Further, insurers should consider amendments to specifically address how they intend to treat cannabis plants for the purpose of theft or damage claims. Will cannabis plants be considered to be personal property, or will claims for plant theft and damage fall under the “tree, shrub and plant” portions of the policy, which generally include a maximum payout per loss?
Recreational use of cannabis is likely to increase with legalization. Auto insurers like BCAA have been airing commercial for many months now warning of the risk of driving high. Amendments under the Motor Vehicle Amendment Act, SBC 2018 c 18 (“MVAA”) provide substantially similar treatment for driving while impaired under the influence of cannabis as for driving while under the influence of alcohol.

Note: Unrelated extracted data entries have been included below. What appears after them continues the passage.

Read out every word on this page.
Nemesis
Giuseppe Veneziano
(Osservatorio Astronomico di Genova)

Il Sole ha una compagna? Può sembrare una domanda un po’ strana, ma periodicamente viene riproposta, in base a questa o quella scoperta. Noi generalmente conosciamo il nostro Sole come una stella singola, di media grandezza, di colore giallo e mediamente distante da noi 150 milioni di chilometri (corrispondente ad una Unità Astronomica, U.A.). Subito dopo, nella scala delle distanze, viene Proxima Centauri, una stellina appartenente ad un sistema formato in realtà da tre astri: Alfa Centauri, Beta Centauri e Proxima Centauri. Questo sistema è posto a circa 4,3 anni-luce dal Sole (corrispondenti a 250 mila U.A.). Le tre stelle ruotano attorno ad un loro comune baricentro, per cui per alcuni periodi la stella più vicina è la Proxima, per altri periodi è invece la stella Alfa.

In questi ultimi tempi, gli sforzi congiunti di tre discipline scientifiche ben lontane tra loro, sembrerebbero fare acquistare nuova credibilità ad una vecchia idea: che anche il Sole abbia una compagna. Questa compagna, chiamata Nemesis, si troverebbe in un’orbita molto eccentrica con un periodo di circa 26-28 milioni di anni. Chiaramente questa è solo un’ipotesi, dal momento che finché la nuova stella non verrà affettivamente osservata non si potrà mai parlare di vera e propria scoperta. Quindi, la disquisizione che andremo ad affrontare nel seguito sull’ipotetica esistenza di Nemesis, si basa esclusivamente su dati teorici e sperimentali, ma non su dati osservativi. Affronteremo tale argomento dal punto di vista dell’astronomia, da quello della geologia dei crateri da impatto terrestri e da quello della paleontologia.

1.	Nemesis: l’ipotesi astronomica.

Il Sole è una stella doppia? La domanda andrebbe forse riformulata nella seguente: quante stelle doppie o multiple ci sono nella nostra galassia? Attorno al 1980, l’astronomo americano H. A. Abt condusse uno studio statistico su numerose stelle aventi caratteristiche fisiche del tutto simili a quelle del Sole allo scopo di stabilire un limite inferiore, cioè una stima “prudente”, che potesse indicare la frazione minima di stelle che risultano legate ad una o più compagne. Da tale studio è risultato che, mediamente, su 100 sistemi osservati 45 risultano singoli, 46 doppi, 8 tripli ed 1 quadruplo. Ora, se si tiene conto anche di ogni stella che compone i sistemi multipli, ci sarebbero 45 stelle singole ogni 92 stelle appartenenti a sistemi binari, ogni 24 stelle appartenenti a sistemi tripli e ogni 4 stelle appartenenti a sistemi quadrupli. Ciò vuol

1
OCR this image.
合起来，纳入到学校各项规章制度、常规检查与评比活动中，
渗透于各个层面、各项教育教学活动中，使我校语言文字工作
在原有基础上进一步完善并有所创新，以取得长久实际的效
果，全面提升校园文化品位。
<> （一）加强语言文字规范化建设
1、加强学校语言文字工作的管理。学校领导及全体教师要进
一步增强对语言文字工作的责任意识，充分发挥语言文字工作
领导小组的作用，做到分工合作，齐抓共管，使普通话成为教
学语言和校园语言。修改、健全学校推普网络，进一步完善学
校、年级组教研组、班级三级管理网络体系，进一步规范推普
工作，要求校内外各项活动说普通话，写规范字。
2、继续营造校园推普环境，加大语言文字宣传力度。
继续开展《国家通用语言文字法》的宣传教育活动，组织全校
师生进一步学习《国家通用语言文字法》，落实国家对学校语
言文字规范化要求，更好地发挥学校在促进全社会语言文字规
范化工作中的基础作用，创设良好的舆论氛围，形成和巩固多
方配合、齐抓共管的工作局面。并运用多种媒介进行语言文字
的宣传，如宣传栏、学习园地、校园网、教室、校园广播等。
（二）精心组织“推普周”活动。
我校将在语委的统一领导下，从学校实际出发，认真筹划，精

The major issues with enforcement of these measures is the lack of reliability of roadside testing equipment. Currently, police check for drug impairment by way of a field sobriety test (standing on one foot, walking a straight line). A saliva testing device has recently been approved by the Attorney General with a tool to detect recent drug use (within about 6 hours). A failed test would then give police reasonable grounds to bring a driver in for further testing, including a blood test. There are concerns though over the efficacy of the test and there will almost certainly be constitutional challenges to the test results.